It's the number one fruitcake outfit in the world, I believe. They send out many thousands every Thanksgiving and Christmas, and have a huge list of repeat customers. And don't go thinking it's some kind of mom and pop operation. Just recently, a controller at the bakery got sent off to the Texas pokey for stealing sixteen million dollars. Quite a story there. Over the very few years he was tapping the till, the guy bought thirty-eight automobiles. Must be he just wanted to go to jail.

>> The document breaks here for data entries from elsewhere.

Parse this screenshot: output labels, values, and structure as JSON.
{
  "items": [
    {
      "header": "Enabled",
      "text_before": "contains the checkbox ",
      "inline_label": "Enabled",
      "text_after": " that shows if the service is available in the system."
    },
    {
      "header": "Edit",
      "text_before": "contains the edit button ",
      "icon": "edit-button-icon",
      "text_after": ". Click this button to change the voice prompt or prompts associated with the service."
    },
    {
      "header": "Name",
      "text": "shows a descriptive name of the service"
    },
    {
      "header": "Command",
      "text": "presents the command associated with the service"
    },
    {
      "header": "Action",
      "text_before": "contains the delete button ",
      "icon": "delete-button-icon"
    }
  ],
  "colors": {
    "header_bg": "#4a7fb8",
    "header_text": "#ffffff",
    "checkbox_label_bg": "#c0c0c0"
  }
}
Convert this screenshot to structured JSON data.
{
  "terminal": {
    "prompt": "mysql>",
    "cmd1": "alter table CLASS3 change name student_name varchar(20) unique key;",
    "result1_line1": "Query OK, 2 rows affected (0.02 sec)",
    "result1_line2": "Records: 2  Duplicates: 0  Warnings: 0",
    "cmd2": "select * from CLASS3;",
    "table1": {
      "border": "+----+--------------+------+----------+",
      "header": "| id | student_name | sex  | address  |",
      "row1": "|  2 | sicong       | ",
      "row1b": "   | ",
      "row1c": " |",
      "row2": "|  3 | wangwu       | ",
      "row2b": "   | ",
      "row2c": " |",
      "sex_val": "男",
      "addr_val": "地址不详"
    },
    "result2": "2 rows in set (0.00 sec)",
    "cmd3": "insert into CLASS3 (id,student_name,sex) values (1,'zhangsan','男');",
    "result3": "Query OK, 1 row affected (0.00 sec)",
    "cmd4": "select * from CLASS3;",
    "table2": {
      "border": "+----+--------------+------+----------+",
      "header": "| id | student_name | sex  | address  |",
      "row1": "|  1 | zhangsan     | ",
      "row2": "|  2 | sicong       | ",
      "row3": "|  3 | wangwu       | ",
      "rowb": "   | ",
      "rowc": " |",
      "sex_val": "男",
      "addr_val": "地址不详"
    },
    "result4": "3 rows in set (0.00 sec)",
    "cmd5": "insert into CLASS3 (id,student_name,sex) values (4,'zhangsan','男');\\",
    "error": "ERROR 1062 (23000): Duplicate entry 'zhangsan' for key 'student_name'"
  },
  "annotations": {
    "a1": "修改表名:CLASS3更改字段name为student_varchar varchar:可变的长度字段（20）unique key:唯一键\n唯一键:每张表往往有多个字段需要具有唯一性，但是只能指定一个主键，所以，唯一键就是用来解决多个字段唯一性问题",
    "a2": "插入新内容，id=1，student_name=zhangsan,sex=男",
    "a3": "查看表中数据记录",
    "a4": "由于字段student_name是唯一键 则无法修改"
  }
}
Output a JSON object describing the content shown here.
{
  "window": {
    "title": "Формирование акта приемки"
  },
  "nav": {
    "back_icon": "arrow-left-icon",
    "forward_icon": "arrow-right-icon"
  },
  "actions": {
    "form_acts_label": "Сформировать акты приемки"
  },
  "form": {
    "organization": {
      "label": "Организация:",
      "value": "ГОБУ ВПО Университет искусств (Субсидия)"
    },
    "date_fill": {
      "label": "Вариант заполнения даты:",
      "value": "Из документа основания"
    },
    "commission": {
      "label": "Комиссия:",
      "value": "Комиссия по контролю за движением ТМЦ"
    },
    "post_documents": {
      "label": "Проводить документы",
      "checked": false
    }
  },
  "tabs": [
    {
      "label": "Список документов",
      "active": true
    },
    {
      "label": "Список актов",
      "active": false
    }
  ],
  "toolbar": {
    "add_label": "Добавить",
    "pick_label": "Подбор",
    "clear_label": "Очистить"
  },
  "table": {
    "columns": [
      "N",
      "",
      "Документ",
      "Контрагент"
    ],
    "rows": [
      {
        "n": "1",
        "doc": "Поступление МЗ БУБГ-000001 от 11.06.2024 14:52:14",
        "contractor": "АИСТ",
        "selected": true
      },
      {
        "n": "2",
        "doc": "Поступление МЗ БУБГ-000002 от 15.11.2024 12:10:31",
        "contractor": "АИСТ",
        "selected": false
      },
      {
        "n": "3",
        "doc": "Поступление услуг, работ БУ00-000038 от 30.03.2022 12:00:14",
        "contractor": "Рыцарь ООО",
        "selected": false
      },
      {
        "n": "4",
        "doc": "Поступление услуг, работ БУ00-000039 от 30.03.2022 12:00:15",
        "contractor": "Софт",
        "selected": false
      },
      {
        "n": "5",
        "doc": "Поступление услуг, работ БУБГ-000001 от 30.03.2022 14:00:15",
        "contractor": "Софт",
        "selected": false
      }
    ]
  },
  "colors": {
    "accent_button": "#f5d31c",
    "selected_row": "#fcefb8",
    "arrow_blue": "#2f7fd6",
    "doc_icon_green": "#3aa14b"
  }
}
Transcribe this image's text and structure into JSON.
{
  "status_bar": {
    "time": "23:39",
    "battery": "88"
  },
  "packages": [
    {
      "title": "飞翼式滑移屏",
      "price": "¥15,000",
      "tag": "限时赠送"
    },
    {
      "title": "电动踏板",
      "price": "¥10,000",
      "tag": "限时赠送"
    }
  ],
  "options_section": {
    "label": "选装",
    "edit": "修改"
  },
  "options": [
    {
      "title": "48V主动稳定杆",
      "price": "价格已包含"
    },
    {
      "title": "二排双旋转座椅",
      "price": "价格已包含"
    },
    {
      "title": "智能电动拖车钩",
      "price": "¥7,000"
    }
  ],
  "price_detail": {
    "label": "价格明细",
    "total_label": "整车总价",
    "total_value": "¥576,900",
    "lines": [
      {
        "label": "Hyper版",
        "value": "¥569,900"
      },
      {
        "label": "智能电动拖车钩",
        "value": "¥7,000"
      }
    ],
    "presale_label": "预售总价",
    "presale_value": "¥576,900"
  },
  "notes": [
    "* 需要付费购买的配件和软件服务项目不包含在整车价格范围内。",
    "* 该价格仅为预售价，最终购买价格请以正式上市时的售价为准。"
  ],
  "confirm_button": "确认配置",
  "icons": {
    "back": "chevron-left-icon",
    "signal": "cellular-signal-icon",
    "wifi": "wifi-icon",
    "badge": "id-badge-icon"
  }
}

Had to buy a new GoPhone today. The old one went tits up a few days ago. This fifty dollar gadget does everything I need it to do, but it will still take me four days to learn how to operate it. I don't know what to say about today's cell phones. Guys pay hundreds of dollars and I know of at least three people in the pool room who talk to their phones, and the phones answer back. I'm not lying. Has it been so long ago that a conversation on the phone required two people and two instruments? Not any more. All that is needed is a lonesome pool player and a cell phone. Pretty spooky.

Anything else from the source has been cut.